La crise du coronavirus au Maroc, au-delà de son impact sanitaire et économique, a mis la lumière sur un autre fléau : la propagation de rumeurs et de fausses informations créant au sein de la population un sentiment de panique et induisant en erreur l’opinion publique exposée à une « infobésité » exponentielle[1]. Il s’agit d’un problème international qui transgresse les frontières. C’est un phénomène aussi dangereux que la pandémie elle-même, qui rend la discrimination de l’information très compliquée pour le grand public qui croule sous un déluge de données.

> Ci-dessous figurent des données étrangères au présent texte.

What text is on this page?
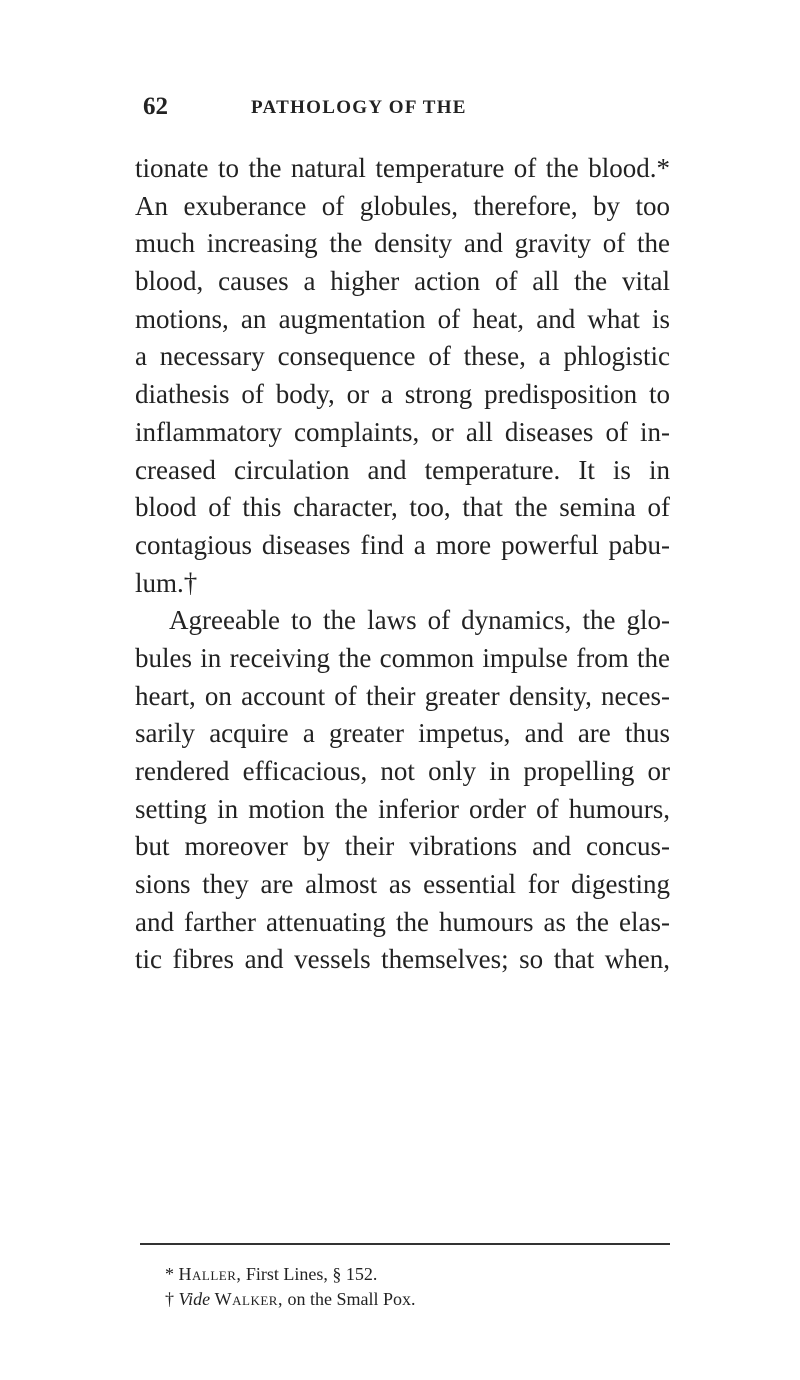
62	PATHOLOGY OF THE
tionate to the natural temperature of the blood.*
An exuberance of globules, therefore, by too
much increasing the density and gravity of the
blood, causes a higher action of all the vital
motions, an augmentation of heat, and what is
a necessary consequence of these, a phlogistic
diathesis of body, or a strong predisposition to
inflammatory complaints, or all diseases of in-
creased circulation and temperature. It is in
blood of this character, too, that the semina of
contagious diseases find a more powerful pabu-
lum.†
Agreeable to the laws of dynamics, the glo-
bules in receiving the common impulse from the
heart, on account of their greater density, neces-
sarily acquire a greater impetus, and are thus
rendered efficacious, not only in propelling or
setting in motion the inferior order of humours,
but moreover by their vibrations and concus-
sions they are almost as essential for digesting
and farther attenuating the humours as the elas-
tic fibres and vessels themselves; so that when,
* Haller, First Lines, § 152.
† Vide Walker, on the Small Pox.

En droit marocain comme en droit français, la diffusion de fausse nouvelle( fake news) est une infraction pénale prévue dans l’article 72 de la loi 88-13 relative à la presse et l’édition[2] qui prévoit que « Est punie d’une amende de 20.000 à 200.000 dirhams quiconque a publié, diffusé ou transmis, de mauvaise foi, une nouvelle fausse, des allégations, des faits inexacts, des pièces fabriquées ou falsifiées attribuées à des tiers, lorsque ses actes auront troublé l’ordre public ou suscité la frayeur parmi la population et ce, quel que soit le moyen utilisé notamment par discours, cris ou menaces proférés dans les lieux ou réunions publics, par des écrits, des imprimés vendus, distribués, mis en vente ou exposés dans les lieux ou réunions publics, par des placards ou affiches exposés aux regards du public, ou par les différents moyens d’information audiovisuelle ou électronique et tout autre moyen utilisant à cet effet un support électronique.  »

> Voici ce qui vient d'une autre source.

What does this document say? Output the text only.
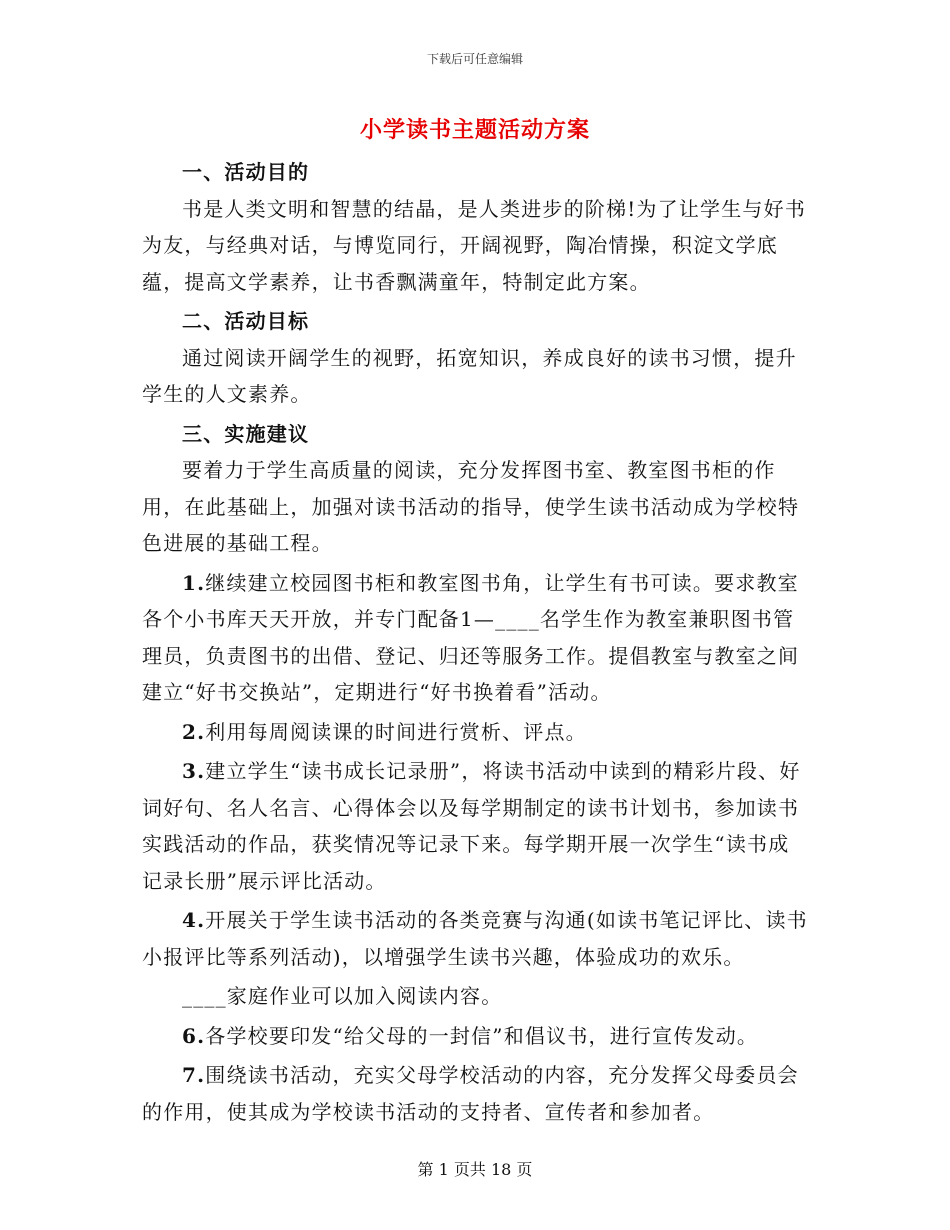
下载后可任意编辑
小学读书主题活动方案
一、活动目的

书是人类文明和智慧的结晶，是人类进步的阶梯!为了让学生与好书为友，与经典对话，与博览同行，开阔视野，陶冶情操，积淀文学底蕴，提高文学素养，让书香飘满童年，特制定此方案。

二、活动目标

通过阅读开阔学生的视野，拓宽知识，养成良好的读书习惯，提升学生的人文素养。

三、实施建议

要着力于学生高质量的阅读，充分发挥图书室、教室图书柜的作用，在此基础上，加强对读书活动的指导，使学生读书活动成为学校特色进展的基础工程。

1.继续建立校园图书柜和教室图书角，让学生有书可读。要求教室各个小书库天天开放，并专门配备1—____名学生作为教室兼职图书管理员，负责图书的出借、登记、归还等服务工作。提倡教室与教室之间建立“好书交换站”，定期进行“好书换着看”活动。

2.利用每周阅读课的时间进行赏析、评点。

3.建立学生“读书成长记录册”，将读书活动中读到的精彩片段、好词好句、名人名言、心得体会以及每学期制定的读书计划书，参加读书实践活动的作品，获奖情况等记录下来。每学期开展一次学生“读书成记录长册”展示评比活动。

4.开展关于学生读书活动的各类竞赛与沟通(如读书笔记评比、读书小报评比等系列活动)，以增强学生读书兴趣，体验成功的欢乐。

____家庭作业可以加入阅读内容。

6.各学校要印发“给父母的一封信”和倡议书，进行宣传发动。

7.围绕读书活动，充实父母学校活动的内容，充分发挥父母委员会的作用，使其成为学校读书活动的支持者、宣传者和参加者。

第 1 页共 18 页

Il en découle donc de cette disposition que pour qu’il y ait une fausse nouvelle, il faut que certaines conditions fondamentales soient réunies :

  • il faut qu’un comportement matériel soit dégagé tel que la diffusion des fausses informations , des allégations ou des pièces fabriquées ou falsifiées .
  • il faut qu’un comportement moral soit dégagé qui réside dans l’intention de nuire à autrui.
  • Troubler l’ordre public ou susciter la frayeur et la panique au sein de la population .

 Comme on le voit , la nouvelle doit être fausse, c’est-à-dire mensongère, erronée ou inexacte dans la matérialité du fait et dans les circonstances. Elle peut également prendre plusieurs formes ( internet, médias et réseaux sociaux..).

Dans cette perspective, les débats sur les fausses nouvelles ont pris une ampleur singulière en 2016, tout d’abord en Grande-Bretagne, avec la victoire des partisans du Brexit lors du référendum sur l’appartenance du Royaume-Uni à l’Union européenne, puis aux États-Unis, avec l’élection de Donald Trump.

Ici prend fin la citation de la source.